FDA also opined that UDI was not a new policy that should have been adopted through notice-and-comment rulemaking but instead described FDA’s ability to communicate enforcement priorities through existing legal authorities.  According to the notice, communicating enforcement policies through guidance rather than legislative rules is consistent with the Administrative Procedure Act and FDA’s good guidance practices.
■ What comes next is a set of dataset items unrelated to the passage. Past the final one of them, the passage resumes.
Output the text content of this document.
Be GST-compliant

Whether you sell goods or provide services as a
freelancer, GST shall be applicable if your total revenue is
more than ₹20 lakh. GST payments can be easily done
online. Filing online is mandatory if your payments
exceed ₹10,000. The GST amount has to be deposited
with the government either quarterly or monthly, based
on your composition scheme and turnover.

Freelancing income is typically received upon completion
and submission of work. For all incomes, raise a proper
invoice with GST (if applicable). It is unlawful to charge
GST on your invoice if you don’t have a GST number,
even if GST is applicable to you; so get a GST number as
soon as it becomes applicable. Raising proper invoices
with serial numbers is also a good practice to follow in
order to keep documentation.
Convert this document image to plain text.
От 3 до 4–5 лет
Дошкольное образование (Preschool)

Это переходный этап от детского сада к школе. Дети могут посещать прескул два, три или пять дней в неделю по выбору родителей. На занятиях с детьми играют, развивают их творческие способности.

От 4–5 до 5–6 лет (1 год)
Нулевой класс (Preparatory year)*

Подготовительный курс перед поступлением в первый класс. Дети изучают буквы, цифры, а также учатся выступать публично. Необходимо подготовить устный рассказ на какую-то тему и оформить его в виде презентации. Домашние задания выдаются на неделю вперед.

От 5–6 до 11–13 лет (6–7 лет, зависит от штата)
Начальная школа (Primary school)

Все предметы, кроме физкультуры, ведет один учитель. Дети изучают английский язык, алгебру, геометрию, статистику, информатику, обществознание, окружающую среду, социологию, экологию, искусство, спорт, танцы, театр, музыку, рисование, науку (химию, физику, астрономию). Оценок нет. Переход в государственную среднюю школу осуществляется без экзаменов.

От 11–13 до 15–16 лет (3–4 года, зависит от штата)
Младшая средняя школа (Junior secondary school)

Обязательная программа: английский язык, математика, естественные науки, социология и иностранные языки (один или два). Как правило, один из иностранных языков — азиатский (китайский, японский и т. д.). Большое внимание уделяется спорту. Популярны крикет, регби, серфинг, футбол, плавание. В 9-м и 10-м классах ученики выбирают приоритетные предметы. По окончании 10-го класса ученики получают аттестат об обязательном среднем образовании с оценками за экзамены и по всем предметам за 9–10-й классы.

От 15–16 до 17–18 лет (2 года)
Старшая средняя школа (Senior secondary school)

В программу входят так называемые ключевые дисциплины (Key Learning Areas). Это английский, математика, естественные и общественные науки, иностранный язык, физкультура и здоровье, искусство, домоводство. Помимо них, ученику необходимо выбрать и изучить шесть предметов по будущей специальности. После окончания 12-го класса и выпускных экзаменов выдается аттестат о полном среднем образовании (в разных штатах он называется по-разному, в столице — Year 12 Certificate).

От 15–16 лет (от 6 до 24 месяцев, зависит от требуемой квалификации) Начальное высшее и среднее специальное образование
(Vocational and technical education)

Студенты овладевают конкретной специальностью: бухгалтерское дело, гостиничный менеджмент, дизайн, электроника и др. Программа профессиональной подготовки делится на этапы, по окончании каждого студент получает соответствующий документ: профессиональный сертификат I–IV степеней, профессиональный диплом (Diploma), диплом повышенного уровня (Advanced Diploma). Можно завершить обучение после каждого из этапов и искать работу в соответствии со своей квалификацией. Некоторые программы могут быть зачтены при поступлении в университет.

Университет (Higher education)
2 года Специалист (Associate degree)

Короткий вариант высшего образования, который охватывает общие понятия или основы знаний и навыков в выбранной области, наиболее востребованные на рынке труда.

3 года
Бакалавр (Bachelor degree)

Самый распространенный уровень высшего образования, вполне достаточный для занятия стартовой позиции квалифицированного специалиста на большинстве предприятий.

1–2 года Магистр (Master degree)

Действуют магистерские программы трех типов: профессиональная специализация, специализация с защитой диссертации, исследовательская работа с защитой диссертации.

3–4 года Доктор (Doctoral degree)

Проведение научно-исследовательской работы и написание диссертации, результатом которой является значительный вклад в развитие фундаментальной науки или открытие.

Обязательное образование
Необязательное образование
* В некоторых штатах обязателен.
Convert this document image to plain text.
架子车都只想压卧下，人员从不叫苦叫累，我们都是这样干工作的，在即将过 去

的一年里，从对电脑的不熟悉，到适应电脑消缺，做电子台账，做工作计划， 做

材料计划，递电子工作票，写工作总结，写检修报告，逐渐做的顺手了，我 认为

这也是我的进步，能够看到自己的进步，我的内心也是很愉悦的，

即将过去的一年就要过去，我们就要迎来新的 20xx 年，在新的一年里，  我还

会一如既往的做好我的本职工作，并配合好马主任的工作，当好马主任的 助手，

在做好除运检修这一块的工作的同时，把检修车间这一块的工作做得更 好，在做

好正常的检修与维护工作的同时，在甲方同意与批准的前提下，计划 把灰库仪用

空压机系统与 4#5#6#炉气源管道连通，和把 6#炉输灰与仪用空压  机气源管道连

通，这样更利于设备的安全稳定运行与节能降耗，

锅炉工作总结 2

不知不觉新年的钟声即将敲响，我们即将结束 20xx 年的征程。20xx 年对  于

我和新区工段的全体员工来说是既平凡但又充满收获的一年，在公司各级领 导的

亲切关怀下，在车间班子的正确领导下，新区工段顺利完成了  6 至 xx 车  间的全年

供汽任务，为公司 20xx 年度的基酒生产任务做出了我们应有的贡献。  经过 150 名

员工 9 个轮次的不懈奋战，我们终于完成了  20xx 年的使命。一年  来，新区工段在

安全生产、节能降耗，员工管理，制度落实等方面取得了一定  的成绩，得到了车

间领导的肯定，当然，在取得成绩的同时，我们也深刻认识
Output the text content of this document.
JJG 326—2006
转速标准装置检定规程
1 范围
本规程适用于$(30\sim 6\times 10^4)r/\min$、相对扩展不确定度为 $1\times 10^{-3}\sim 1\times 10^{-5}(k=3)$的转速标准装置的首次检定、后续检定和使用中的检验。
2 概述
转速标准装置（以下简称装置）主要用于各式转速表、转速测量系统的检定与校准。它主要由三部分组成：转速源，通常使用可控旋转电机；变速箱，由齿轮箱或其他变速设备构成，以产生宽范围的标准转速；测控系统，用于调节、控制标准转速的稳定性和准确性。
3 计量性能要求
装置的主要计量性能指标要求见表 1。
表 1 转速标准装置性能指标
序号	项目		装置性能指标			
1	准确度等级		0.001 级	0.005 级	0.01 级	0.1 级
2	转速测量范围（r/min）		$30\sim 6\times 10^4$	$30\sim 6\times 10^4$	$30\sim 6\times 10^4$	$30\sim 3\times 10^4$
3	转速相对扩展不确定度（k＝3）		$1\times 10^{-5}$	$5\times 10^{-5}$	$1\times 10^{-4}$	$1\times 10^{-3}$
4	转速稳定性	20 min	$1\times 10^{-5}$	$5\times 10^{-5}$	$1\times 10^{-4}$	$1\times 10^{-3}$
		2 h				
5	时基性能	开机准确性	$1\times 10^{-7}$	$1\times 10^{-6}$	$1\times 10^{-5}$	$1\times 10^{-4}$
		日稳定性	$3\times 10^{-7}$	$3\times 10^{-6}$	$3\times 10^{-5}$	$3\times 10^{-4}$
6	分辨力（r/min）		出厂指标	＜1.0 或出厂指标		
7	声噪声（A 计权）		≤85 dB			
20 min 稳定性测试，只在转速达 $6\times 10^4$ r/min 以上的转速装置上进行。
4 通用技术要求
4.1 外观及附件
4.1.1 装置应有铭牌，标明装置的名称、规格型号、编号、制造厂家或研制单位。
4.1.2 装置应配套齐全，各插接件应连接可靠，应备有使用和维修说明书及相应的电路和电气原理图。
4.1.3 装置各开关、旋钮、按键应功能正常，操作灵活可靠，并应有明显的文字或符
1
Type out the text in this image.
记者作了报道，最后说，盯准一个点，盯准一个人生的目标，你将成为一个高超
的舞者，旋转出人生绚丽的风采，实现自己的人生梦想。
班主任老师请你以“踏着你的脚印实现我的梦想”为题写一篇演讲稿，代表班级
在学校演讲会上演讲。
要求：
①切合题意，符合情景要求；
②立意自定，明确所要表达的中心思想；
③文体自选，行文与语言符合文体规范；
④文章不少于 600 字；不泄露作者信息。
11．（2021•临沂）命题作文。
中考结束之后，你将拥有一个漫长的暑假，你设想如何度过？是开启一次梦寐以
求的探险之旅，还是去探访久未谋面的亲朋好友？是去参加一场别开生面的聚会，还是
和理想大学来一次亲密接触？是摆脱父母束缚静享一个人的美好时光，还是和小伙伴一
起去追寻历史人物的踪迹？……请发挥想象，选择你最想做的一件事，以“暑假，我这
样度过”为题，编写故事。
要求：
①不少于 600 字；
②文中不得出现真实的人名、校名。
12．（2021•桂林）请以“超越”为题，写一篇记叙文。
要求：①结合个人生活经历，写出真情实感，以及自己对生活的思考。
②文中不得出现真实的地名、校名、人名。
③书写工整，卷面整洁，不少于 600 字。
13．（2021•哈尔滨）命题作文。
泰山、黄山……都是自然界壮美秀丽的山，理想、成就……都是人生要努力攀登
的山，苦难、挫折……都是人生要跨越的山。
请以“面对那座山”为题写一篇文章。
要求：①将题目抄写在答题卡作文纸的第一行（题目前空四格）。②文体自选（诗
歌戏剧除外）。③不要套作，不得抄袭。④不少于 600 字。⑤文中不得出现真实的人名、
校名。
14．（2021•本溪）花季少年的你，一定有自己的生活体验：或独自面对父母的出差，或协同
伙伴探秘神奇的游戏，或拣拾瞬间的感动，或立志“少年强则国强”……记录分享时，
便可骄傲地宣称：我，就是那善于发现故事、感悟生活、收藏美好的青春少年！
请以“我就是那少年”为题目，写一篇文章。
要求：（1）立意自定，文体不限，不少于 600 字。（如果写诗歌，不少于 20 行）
The Biden Administration has reversed several similar pronouncements from the last days of the Trump Administration including one that was purportedly intended to increase drug review timeline transparency and another which exempted seven types of surgical and patient examination gloves and proposed to permanently exempt more than 80 Class II devices from premarket notification requirements.  Notably, the Biden Administration delayed implementation of the Trump administration’s “SUNSET” rule due to ongoing litigation, which would require that regulations be automatically sunset and be rescinded unless agencies, subject to certain exceptions, perform retrospective reviews to assess the economic impact of a regulation’s requirements consistent with the Regulatory Flexibility Act ten years after each regulation is issued.